Dubrovnik sigue siendo el argumento inevitable. Las murallas, la Stradun, los tejados naranjas sobre el puerto — es una de las ciudades más formalmente bellas en las que he estado, y en verano está genuinamente desbordada por los pasajeros de cruceros que llegan, fotografían la vista y se marchan. La solución no es evitarla sino elegir bien el momento, o aceptar que la mejor versión de Dubrovnik existe a las seis de la mañana, cuando la luz es baja y las calles todavía pertenecen a las palomas y a las panaderías que abren sus persianas.
Cuándo ir: De mayo a mediados de junio o durante todo septiembre y principios de octubre. El mar sigue lo suficientemente cálido para bañarse bien entrado octubre, los restaurantes funcionan sin esperas, y la carretera entre Split y Dubrovnik — que en agosto se convierte en una lenta caravana de coches de alquiler — se abre por completo.

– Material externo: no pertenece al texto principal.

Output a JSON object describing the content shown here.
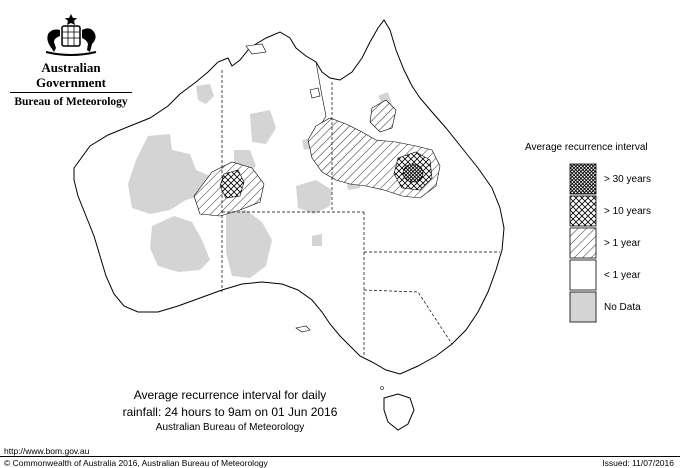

Lo que la mayoría de las guías no entienden: Presentan Dalmacia como una sucesión de paradas costeras entre Split y Dubrovnik, reducible a un itinerario de tres días. Las islas requieren ferrys y tiempo y voluntad de ir más despacio: Brač más allá de su famosa playa de Zlatni Rat, Vis que todavía parece guardar un secreto, Lastovo tan al fondo que apenas aparece en los mapas de la mayoría de los turistas. El interior — Sinj, Imotski, el cañón del Cetina — está casi completamente ignorado, y es donde el carácter más antiguo de Dalmacia sobrevive intacto, sin ninguna de la autoconciencia que ha adquirido la costa tras una década de que le digan que es bonita.